The Senior Citizens League estimates that Social Security benefits will get a 2.6% cost-of-living adjustment (COLA) in 2025. The chart below shows how a 2.6% COLA would impact the average payout for different beneficiary groups.

Beneficiary Type

Average Benefit (Before COLA)

Average Benefit (After COLA)

Additional Monthly Income

Retired Workers

$1,918

$1,968

$50

Spouses

$911

$935

$24

Survivors

$1,508

$1,547

$39

Disabled Workers

$1,538

$1,578

$40

Data source: Social Security Administration. Note: Benefit amounts have been rounded to the nearest dollar.

The Social Security Administration cannot calculate the official 2025 COLA until third-quarter inflation data is released in early October. However, if the COLA does indeed land at 2.6%, it would be the smallest raise for beneficiaries since 2021. It would also fall below the 10-year average of 2.75%. But there is another reason retired workers struggling with inflation should be concerned.

Some experts believe Social Security’s COLAs should be calculated differently

Social Security’s COLAs are based on how inflation changes in the third quarter, the three-month period that runs from July through September. Inflation is measured using a subset of the Consumer Price Index known as the CPI-W. Specifically, the third-quarter CPI-W in the current year is divided by the third-quarter CPI-W from the previous year, and the percent increase becomes the COLA in the following year.

The CPI-W measures inflation based on the spending patterns of hourly workers. Some policy experts see that as a problem. Workers are typically younger than Social Security recipients and young people spend money differently than seniors. For instance, retired workers tend to spend more on housing and healthcare, and less on apparel, education, and transportation. In that context, it does not make sense to determine Social Security COLAs based on changes in the CPI-W.

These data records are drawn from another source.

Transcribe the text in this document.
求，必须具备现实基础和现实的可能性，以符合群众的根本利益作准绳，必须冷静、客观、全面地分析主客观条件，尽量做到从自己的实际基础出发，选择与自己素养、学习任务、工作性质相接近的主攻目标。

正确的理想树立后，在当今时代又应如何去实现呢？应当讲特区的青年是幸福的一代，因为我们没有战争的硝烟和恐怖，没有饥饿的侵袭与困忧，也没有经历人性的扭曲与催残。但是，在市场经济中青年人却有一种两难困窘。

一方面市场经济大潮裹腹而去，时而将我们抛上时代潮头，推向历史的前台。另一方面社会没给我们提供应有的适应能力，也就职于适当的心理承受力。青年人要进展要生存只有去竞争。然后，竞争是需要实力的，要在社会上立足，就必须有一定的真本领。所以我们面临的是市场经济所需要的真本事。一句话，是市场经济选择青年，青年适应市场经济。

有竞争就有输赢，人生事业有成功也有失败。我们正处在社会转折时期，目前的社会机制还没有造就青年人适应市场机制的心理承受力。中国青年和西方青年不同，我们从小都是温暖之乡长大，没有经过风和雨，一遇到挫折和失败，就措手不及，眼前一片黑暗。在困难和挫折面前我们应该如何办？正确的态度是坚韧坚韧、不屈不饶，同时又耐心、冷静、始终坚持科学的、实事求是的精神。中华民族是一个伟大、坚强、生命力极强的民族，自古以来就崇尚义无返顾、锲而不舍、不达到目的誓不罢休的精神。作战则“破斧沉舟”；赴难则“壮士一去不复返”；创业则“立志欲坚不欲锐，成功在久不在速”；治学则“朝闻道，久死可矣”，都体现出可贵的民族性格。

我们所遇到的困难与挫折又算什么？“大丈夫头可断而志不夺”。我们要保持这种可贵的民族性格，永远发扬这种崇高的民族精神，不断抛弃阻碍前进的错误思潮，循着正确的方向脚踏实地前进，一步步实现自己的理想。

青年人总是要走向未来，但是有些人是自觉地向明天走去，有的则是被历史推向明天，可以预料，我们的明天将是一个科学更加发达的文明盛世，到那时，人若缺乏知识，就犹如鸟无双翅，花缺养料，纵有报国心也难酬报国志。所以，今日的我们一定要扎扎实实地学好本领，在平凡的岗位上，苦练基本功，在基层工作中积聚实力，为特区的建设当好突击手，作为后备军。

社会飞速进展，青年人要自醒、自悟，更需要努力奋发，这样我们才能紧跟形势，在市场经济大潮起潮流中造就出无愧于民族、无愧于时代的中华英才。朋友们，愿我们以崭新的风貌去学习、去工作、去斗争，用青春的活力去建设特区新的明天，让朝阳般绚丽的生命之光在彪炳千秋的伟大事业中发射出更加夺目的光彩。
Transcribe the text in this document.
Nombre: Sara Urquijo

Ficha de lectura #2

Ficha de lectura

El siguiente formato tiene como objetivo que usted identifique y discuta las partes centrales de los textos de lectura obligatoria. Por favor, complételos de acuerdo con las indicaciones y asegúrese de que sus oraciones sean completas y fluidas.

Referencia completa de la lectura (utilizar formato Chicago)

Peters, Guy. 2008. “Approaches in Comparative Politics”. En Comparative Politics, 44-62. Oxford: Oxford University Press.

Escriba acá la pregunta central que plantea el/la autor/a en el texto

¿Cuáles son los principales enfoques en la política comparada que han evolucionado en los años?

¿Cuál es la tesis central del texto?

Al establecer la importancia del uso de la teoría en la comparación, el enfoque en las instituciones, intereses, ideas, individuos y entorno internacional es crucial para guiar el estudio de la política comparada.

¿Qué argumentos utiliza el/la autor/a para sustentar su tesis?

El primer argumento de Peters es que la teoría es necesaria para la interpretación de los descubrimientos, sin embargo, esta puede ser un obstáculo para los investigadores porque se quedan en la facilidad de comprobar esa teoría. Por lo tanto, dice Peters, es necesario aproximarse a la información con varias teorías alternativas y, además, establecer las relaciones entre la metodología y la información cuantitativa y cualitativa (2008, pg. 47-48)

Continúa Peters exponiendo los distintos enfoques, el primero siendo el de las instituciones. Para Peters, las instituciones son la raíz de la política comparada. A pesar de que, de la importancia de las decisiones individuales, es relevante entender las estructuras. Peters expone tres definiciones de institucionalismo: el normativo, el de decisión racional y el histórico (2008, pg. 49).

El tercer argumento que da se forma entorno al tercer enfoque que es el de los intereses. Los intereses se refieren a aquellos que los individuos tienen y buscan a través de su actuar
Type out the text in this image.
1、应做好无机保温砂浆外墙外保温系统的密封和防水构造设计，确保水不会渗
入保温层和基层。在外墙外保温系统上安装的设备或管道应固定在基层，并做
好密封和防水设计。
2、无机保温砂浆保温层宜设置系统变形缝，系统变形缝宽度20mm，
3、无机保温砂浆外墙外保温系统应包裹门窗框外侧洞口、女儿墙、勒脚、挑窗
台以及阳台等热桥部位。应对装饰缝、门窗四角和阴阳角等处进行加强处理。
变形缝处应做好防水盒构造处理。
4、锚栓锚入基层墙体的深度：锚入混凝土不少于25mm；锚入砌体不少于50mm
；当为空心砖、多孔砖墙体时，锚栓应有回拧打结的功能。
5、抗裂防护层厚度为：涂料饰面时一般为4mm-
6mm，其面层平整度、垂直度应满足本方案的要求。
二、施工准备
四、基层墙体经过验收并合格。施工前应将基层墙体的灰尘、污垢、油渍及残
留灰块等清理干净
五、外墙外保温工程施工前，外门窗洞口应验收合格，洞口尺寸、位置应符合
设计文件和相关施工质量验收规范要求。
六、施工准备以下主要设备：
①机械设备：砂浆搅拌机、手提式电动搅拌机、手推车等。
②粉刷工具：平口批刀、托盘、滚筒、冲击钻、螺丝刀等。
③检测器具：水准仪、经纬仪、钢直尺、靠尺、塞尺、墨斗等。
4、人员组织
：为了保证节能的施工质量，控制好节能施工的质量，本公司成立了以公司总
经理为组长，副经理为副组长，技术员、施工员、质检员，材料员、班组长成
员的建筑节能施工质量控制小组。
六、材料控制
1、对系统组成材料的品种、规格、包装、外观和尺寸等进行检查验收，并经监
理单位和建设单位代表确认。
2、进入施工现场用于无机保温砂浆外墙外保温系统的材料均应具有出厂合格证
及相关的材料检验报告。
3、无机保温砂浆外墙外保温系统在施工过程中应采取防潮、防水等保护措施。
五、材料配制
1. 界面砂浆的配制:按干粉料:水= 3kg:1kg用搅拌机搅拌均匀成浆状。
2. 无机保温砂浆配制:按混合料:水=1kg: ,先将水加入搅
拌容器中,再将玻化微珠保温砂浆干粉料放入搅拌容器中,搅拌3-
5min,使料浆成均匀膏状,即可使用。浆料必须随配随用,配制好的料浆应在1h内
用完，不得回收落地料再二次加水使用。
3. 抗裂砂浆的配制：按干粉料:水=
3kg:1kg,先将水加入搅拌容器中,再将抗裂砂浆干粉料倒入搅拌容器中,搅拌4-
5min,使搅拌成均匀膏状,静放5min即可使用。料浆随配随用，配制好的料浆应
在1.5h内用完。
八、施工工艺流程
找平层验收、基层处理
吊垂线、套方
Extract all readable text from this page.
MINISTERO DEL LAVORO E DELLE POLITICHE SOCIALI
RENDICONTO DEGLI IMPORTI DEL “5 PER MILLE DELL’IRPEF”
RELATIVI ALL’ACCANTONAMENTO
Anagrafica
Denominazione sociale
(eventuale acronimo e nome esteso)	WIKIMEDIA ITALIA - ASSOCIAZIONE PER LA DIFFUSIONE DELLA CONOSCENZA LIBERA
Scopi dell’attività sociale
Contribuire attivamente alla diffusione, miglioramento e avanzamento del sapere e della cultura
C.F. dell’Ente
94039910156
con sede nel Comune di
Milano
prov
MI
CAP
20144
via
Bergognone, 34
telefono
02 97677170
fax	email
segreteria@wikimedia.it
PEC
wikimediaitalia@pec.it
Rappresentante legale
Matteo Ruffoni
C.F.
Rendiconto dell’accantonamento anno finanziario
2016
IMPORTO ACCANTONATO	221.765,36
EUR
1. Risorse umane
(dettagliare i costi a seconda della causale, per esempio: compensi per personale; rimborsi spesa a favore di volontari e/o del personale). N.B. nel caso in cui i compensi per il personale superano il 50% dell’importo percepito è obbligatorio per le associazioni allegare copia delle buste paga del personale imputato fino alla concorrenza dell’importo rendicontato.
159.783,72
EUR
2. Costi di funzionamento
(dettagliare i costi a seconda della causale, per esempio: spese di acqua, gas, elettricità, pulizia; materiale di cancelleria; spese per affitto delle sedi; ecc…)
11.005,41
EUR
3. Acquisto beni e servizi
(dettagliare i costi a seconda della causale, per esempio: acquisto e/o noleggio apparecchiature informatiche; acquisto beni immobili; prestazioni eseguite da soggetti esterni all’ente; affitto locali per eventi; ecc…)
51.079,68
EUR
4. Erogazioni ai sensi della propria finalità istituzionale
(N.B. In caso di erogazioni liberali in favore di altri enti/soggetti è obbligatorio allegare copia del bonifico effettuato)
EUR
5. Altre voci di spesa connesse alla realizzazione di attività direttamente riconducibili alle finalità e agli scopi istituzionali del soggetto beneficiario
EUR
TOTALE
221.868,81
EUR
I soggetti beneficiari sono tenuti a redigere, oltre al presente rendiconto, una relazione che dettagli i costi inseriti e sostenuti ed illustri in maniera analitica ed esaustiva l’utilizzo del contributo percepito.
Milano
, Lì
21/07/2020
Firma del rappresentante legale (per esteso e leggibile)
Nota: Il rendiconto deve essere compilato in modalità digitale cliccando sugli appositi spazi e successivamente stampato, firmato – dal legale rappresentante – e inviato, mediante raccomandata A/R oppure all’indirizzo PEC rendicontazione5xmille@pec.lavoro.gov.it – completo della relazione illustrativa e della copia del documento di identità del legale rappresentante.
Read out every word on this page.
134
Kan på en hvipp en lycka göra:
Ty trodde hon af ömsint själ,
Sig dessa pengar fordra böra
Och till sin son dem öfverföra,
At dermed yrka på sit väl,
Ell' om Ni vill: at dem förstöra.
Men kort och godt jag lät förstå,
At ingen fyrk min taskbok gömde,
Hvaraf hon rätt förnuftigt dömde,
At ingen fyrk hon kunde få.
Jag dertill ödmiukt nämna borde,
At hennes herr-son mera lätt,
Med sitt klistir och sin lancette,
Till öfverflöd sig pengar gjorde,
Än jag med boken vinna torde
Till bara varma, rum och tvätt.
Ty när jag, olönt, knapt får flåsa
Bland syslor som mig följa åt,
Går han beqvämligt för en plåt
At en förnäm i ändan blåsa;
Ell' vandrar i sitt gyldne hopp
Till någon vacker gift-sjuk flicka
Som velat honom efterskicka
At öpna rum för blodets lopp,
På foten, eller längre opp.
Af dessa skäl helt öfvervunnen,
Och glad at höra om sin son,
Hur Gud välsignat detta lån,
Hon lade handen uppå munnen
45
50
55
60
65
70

Indeed, advocacy groups like The Senior Citizens League and the American Association of Retired Persons (AARP) think COLAs should be tied to another subset of the Consumer Price Index known as the CPI-E. The CPI-E measures inflation based on the spending patterns of individuals aged 62 and older, which theoretically makes it a better gauge of pricing pressures on Social Security recipients.

That brings me to the bad news. The CPI-E has outpaced the CPI-W in every month this year. In other words, if the CPI-E is truly a better measure of inflation for Social Security recipients, the 2025 COLA is on pace to underestimate inflation.

Month

CPI-E Inflation

CPI-W Inflation

January

3.5%

2.9%

February

3.4%

3.1%

March

3.7%

3.5%

April

3.6%

3.4%

May

3.6%

3.3%

June

3.3%

2.9%

Average

3.5%

3.2%

Data source: U.S. Bureau of Labor Statistics.

As shown above, the average CPI-E through the first half of 2024 is three-tenths of a percentage point higher than the average CPI-W. That means Social Security’s 2025 COLA is on pace to be three-tenths of a percentage point too low. In other words, benefits will likely lose more buying power next year.

Of course, the official COLA cannot be calculated until October, so the situation could change. But retired workers and other beneficiaries should prepare themselves for another too-small COLA.